Nor do mental health crises happen during office hours. I struggled the most late at night, long after everyone else had gone to bed. I needed support during those times when I was most liable to hurt myself, not in the mornings and afternoons when I was at work.
In this sense, a 24/7 chatbot makes lots of sense. “I don't think we should stifle innovation in this space,” Schueller says. “Because if there was any system that needs to be innovated, it's mental health services, because they are sadly insufficient. They’re terrible.”

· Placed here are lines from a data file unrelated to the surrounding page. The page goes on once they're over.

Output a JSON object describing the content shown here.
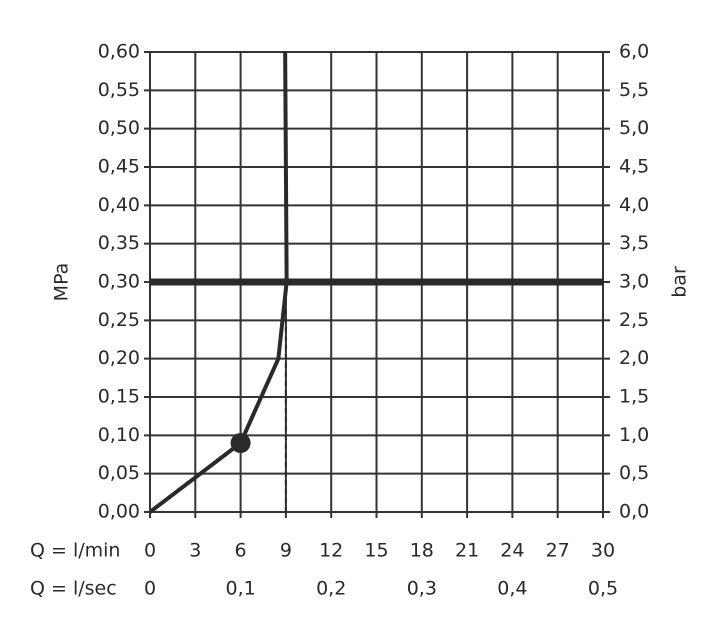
{
  "chart_data": {
    "type": "line",
    "x": [
      0,
      6,
      8.5,
      9.05,
      8.95
    ],
    "values": [
      0,
      0.09,
      0.2,
      0.3,
      0.6
    ],
    "color": "#2a2a2a",
    "marker": {
      "x": 6,
      "y": 0.09
    },
    "hline": 0.3,
    "vline": {
      "x": 9,
      "y": [
        0,
        0.3
      ]
    },
    "xlabel": "Q = l/min",
    "x2label": "Q = l/sec",
    "ylabel": "MPa",
    "y2label": "bar",
    "xlim": [
      0,
      30
    ],
    "xticks": [
      0,
      3,
      6,
      9,
      12,
      15,
      18,
      21,
      24,
      27,
      30
    ],
    "x2lim": [
      0,
      0.5
    ],
    "x2ticks": [
      0,
      {
        "value": 0.1,
        "label": "0,1"
      },
      {
        "value": 0.2,
        "label": "0,2"
      },
      {
        "value": 0.3,
        "label": "0,3"
      },
      {
        "value": 0.4,
        "label": "0,4"
      },
      {
        "value": 0.5,
        "label": "0,5"
      }
    ],
    "ylim": [
      0,
      0.6
    ],
    "yticks": [
      {
        "value": 0,
        "label": "0,00"
      },
      {
        "value": 0.05,
        "label": "0,05"
      },
      {
        "value": 0.1,
        "label": "0,10"
      },
      {
        "value": 0.15,
        "label": "0,15"
      },
      {
        "value": 0.2,
        "label": "0,20"
      },
      {
        "value": 0.25,
        "label": "0,25"
      },
      {
        "value": 0.3,
        "label": "0,30"
      },
      {
        "value": 0.35,
        "label": "0,35"
      },
      {
        "value": 0.4,
        "label": "0,40"
      },
      {
        "value": 0.45,
        "label": "0,45"
      },
      {
        "value": 0.5,
        "label": "0,50"
      },
      {
        "value": 0.55,
        "label": "0,55"
      },
      {
        "value": 0.6,
        "label": "0,60"
      }
    ],
    "y2lim": [
      0,
      6
    ],
    "y2ticks": [
      {
        "value": 0,
        "label": "0,0"
      },
      {
        "value": 0.5,
        "label": "0,5"
      },
      {
        "value": 1,
        "label": "1,0"
      },
      {
        "value": 1.5,
        "label": "1,5"
      },
      {
        "value": 2,
        "label": "2,0"
      },
      {
        "value": 2.5,
        "label": "2,5"
      },
      {
        "value": 3,
        "label": "3,0"
      },
      {
        "value": 3.5,
        "label": "3,5"
      },
      {
        "value": 4,
        "label": "4,0"
      },
      {
        "value": 4.5,
        "label": "4,5"
      },
      {
        "value": 5,
        "label": "5,0"
      },
      {
        "value": 5.5,
        "label": "5,5"
      },
      {
        "value": 6,
        "label": "6,0"
      }
    ],
    "grid": true
  }
}
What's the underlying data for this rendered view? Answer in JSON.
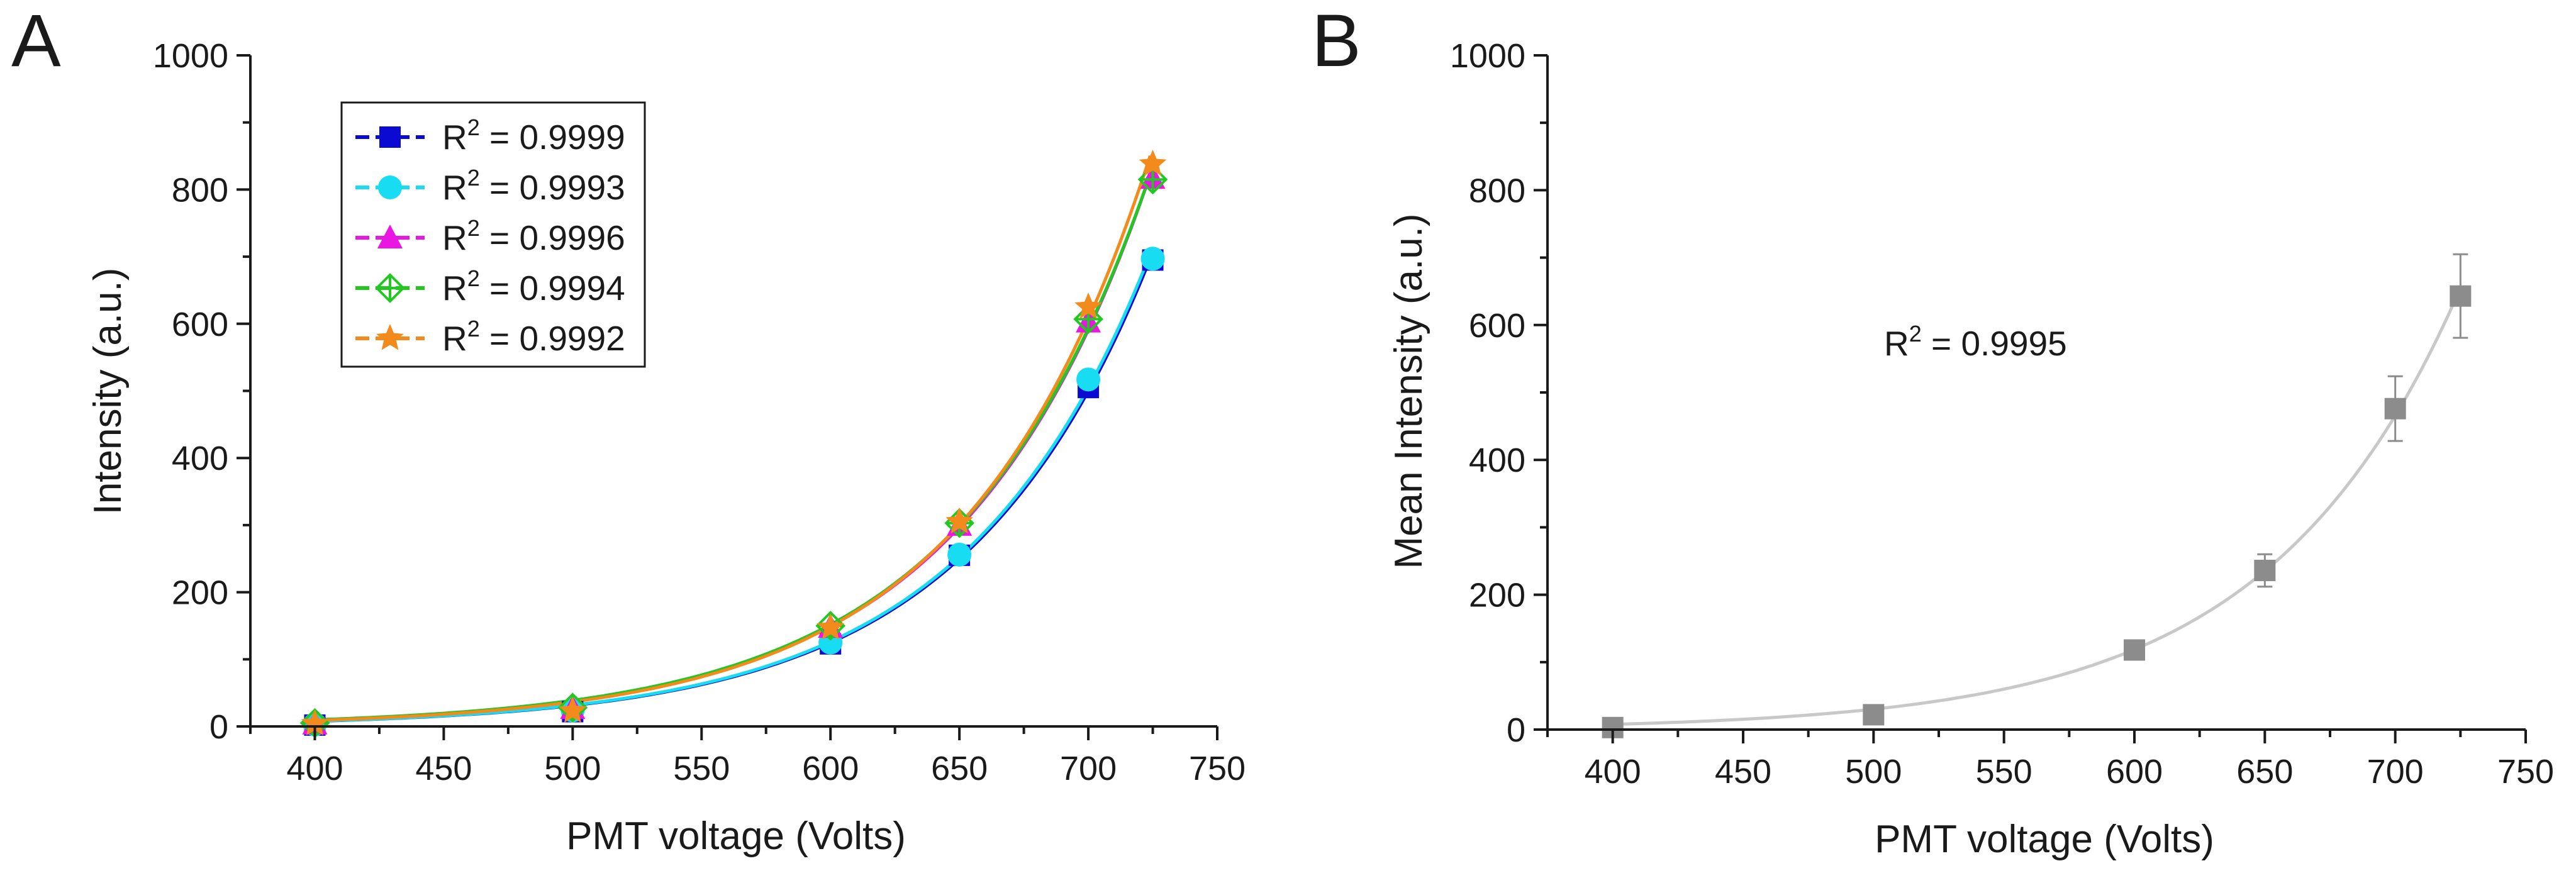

But before building a chatbot and releasing it, Tina Hernandez-Boussard, a data scientist at Stanford Medicine, says that developers need to pause and consult with the communities they hope to serve. It requires a deep understanding of what their needs are, the language they use to describe their concerns, existing resources, and what kinds of topics and suggestions aren’t helpful. Even asking a simple question at the beginning of a conversation such as “Do you want to talk to an AI or a human?” could allow those individuals to pick the type of interaction that suits their needs, Hernandez-Boussard says.
NEDA did none of these things before deploying Tessa. The researchers who developed the online body positivity self-help program upon which Tessa was initially based created a set of online question-and-answer exercises to improve body image. It didn’t involve generative AI that could write its own answers. The bot deployed by NEDA did use generative AI, something that no one in the eating disorder community was aware of before Tessa was brought online. Consulting those with lived experience would have flagged Tessa’s weight loss and “healthy eating” recommendations, Conason says.
The question for healthcare isn’t whether to use AI, but how.
NEDA did not comment on initial Tessa’s development and deployment, but a spokesperson told Leaps.org that “Tessa will be back online once we are confident that the program will be run with the rule-based approach as it was designed.”
The tech and therapist collaboration
The question for healthcare isn’t whether to use AI, but how. Already, AI can spot anomalies on medical images with greater precision than human eyes and can flag specific areas of an image for a radiologist to review in greater detail. Similarly, in mental health, AI should be an add-on for therapy, not a counselor-in-a-box, says Aniket Bera, an expert on AI and mental health at Purdue University.
“If [AIs] are going to be good helpers, then we need to understand humans better,” Bera says. That means understanding what patients and therapists alike need help with and respond to.
One of the biggest challenges of struggling with chronic illness is the dehumanization that happens. You become a patient number, a set of laboratory values and test scores. Treatment is often dictated by invisible algorithms and rules that you have no control over or access to. It’s frightening and maddening. But this doesn’t mean chatbots don’t have any place in medicine and mental health. An AI system could help provide appointment reminders and answer procedural questions about parking and whether someone should fast before a test or a procedure. They can help manage billing and even provide support between outpatient sessions by offering suggestions for what coping skills to use, the best ways to manage anxiety, and point to local resources. As the bots get better, they may eventually shoulder more and more of the burden of providing mental health care. But as Maxwell learned with Tessa, it’s still no replacement for human interaction.
“I'm not suggesting we should go in and start replacing therapists with technologies,” Schueller says. Instead, he advocates for a therapist-tech collaboration. “The technology side and the human component—these things need to come together.”